まだ始めたばかりですが、「ふーちゃんの元氣食堂」という名前で、お麸のスナックやかりんとうをはじめ、岐阜の食材を使ったスイーツや発酵調味料など、健康でおいしい食品を発信していく拠点をつくりました。廃棄になった地元野菜を農家から引き取って乾燥野菜を作る取り組みは、防災食にもなるのはもちろん、簡単に調理ができる食材にもなるし、SDGsの12番「つくる責任・つかう責任」にもあてはまるということで、力を入れ始めました。いろいろな食材に興味を持って、追及して調べて試作して、次のアイディアもどんどん展開して考えるのが大好き。元氣食堂のスタッフも活発に意見をくれて、試行錯誤を楽しんでいます。
健康の輪を、本巣から
息抜きは山登り。2000m級から、思い立ったらすぐ登ってしまう金華山まで、山登り仲間と集まって、時間が許す限り参加しています。ストレス発散という意味であれば、バッティングセンターで1時間くらいバットを振ればスッキリ。仕事とプライベートは優先順位を決めて、やり切ったら持ち越さないようにしています。子どもの頃は、生まれ変わったら男になりたいと思っていましたし、女性だからという理由でチヤホヤされるのも好きではないので、仕事への向き合い方も男性的かもしれませんね。

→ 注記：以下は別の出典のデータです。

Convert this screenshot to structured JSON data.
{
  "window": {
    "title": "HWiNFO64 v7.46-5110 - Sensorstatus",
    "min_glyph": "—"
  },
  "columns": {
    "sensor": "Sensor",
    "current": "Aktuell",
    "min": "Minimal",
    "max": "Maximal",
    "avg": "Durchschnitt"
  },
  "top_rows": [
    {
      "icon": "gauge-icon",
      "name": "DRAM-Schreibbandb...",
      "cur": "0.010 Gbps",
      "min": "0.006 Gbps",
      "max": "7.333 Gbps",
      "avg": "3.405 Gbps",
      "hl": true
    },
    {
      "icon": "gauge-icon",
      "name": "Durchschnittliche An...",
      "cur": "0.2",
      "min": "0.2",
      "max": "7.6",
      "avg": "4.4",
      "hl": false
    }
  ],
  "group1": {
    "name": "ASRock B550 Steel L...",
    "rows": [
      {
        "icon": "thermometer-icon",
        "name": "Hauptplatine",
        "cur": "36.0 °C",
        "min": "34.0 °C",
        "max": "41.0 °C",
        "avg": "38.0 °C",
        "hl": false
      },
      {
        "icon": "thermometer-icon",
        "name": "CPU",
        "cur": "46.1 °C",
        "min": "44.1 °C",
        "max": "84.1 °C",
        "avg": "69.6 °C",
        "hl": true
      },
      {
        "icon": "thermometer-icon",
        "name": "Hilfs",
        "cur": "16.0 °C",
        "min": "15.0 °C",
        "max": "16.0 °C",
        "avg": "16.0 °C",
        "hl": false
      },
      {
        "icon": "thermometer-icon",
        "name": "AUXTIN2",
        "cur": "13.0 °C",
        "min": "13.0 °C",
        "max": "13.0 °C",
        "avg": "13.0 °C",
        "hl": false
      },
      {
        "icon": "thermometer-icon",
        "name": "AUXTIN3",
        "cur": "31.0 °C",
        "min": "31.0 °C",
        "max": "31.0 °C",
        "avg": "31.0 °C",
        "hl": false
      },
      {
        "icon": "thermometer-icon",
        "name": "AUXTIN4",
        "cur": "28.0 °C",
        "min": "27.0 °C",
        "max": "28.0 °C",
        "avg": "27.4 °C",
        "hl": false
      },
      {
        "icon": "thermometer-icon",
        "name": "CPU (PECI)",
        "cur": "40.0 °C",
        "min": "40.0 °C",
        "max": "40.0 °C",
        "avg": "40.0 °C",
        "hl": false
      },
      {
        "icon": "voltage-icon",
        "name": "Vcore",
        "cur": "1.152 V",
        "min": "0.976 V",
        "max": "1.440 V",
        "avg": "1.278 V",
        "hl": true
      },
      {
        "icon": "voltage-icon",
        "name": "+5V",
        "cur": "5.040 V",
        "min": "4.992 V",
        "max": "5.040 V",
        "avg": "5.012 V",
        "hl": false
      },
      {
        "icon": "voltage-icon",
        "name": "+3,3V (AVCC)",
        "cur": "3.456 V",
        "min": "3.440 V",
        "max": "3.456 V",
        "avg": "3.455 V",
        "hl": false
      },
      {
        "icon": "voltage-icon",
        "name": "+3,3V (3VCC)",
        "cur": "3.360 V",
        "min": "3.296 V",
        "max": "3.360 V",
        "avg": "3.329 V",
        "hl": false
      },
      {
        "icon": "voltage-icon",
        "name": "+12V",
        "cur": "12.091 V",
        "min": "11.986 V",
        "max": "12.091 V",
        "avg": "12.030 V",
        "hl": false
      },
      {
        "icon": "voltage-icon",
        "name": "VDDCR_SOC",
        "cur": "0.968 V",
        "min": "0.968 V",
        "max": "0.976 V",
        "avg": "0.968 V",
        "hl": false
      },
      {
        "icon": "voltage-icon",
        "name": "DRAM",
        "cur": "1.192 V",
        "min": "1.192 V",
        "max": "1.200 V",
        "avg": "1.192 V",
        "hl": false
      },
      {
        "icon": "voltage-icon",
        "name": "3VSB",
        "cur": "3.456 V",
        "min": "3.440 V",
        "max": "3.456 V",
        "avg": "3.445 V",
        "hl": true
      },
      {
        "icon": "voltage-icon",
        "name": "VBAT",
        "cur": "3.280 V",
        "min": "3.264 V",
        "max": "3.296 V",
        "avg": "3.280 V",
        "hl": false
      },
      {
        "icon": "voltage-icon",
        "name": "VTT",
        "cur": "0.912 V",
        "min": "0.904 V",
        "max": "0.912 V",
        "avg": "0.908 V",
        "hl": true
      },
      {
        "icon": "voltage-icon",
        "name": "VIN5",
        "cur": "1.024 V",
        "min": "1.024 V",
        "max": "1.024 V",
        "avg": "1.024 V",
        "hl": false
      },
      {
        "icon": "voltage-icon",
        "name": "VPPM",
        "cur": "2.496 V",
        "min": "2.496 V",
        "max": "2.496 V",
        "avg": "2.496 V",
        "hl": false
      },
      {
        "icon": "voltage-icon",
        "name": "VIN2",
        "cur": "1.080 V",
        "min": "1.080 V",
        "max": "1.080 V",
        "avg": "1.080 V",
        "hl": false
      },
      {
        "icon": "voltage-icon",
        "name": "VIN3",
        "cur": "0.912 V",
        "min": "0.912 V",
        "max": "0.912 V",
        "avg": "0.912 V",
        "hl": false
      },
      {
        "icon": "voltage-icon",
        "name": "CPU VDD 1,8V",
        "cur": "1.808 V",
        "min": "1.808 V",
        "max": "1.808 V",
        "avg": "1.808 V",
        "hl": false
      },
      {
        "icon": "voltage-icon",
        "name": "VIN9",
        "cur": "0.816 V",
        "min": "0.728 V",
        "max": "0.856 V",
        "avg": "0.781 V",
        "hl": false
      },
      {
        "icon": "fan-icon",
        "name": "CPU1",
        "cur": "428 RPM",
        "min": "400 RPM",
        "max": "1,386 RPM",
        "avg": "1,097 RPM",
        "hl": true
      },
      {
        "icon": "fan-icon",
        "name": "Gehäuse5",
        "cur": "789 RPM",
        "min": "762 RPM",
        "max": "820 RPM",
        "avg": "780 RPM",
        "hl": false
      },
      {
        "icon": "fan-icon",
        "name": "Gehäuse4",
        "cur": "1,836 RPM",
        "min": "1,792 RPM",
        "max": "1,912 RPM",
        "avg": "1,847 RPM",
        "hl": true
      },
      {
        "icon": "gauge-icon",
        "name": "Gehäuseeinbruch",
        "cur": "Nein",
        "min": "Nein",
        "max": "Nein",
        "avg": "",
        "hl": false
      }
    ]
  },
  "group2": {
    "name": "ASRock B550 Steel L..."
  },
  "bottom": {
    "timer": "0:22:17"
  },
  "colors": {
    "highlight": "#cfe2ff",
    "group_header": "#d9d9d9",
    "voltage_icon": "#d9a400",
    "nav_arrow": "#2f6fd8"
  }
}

結婚したときはこんな将来を予想できませんでしたが、国家資格をとってから出会った方たちがいろんなご縁をつないでくださり今があります。ずっと変わらないのは、昨日より今日、ひとつでも一歩でも成長していたいという気持ち。
近い将来の夢は、自然豊かなこの本巣市で、本巣の自然を感じ、地元の食材で出来たご飯を食べる「クアオルト事業」のようなものを実現させることです。それから、高齢者の自立も含め、社会を退かれた方が輝ける場所を提供したくて、この「ふーちゃんの元氣食堂」もそういったコミュニティのひとつへの足掛かりになればいいなと思っています。人生100年時代、心豊かに生きる、心も体も健康な人でこの岐阜をいっぱいにしたいと思っています。